大学で絵を木枠から剥がして持ち帰り、居間の壁に貼り付け手直しをしている。
娘に写真を送ったら、「もう、ものは増やさないように!」という返事がきた。
ーーーそうだね、片付けなければならないのは子供たちなのだ。
機織り機も居間に鎮座していて畳2枚分のスペースを占領している。息子に「もう、しないんだったら処分しなさい!」と言われ続けているが「いや、いや老後にするから」と反論すると「いったい、いつから老後なわけ?」と呆れられている。
テキスタイルは布だから敷いたり纏ったりして暮らしに役立つが、絵は着るわけにもいかず、特に大きなキャンバスはただでさえ重い上に絵の具が載っているから持ち上げるのもままならない。場所塞ぎになるだけだ。大変なことを始めちゃったな、と思っている。

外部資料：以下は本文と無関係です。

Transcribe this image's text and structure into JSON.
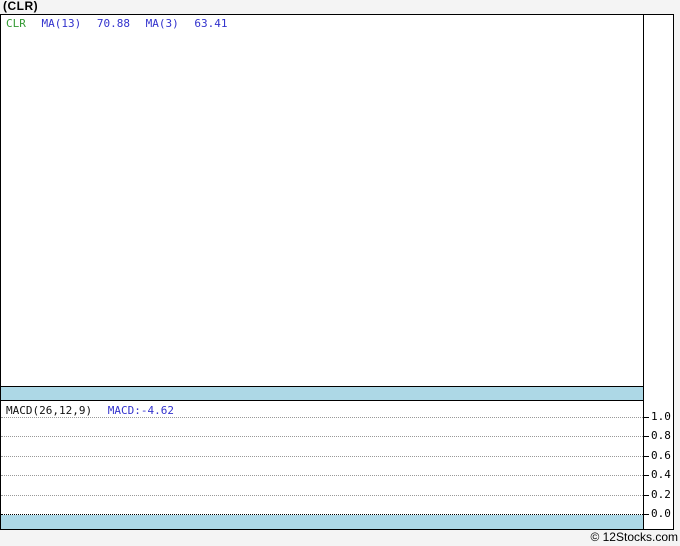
{
  "page": {
    "title": "(CLR)",
    "footer": "© 12Stocks.com"
  },
  "price_panel": {
    "legend": {
      "symbol": "CLR",
      "ma13_label": "MA(13)",
      "ma13_value": "70.88",
      "ma3_label": "MA(3)",
      "ma3_value": "63.41"
    }
  },
  "macd_panel": {
    "legend": {
      "label": "MACD(26,12,9)",
      "value": "MACD:-4.62"
    },
    "axis_ticks": [
      "1.0",
      "0.8",
      "0.6",
      "0.4",
      "0.2",
      "0.0"
    ]
  },
  "colors": {
    "symbol_green": "#339933",
    "ma_blue": "#3232cd",
    "band_lightblue": "#add8e6",
    "page_background": "#f4f4f4",
    "gridline_gray": "#999999"
  },
  "chart_data": [
    {
      "type": "line",
      "panel": "price",
      "title": "(CLR)",
      "series": [
        {
          "name": "CLR",
          "values": []
        },
        {
          "name": "MA(13)",
          "last_value": 70.88,
          "values": []
        },
        {
          "name": "MA(3)",
          "last_value": 63.41,
          "values": []
        }
      ],
      "legend_position": "top-left",
      "grid": false,
      "note": "price panel area is rendered blank; only legend values are visible"
    },
    {
      "type": "line",
      "panel": "indicator",
      "title": "MACD(26,12,9)",
      "series": [
        {
          "name": "MACD",
          "last_value": -4.62,
          "values": []
        }
      ],
      "ylim": [
        0.0,
        1.0
      ],
      "yticks": [
        1.0,
        0.8,
        0.6,
        0.4,
        0.2,
        0.0
      ],
      "legend_position": "top-left",
      "grid": true,
      "note": "indicator panel area is rendered blank; only dotted gridlines and right axis labels are visible"
    }
  ]
}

ところが、朝起きて居間のブラインドを開けたら、山が陽に輝いている。夜空の深い闇に塗り込めた色が浮き出しているのだ。えっ、すごいじゃん?と絵を見直した。
で、思うに。絵は身に纏うことはできないが、心に纏うことができるのだ。心を豊かににすることは豊かな暮らしを営むことに繋がる。
娘の成人のお祝いに絵を贈ったことや息子の結婚祝いにも絵を贈ったこと、記念日に絵を買ったのは正解だった。
森茉莉の贅沢貧乏を地でゆく友人が元気になるから、と小さなオブジェを買った。素敵な人だと思う。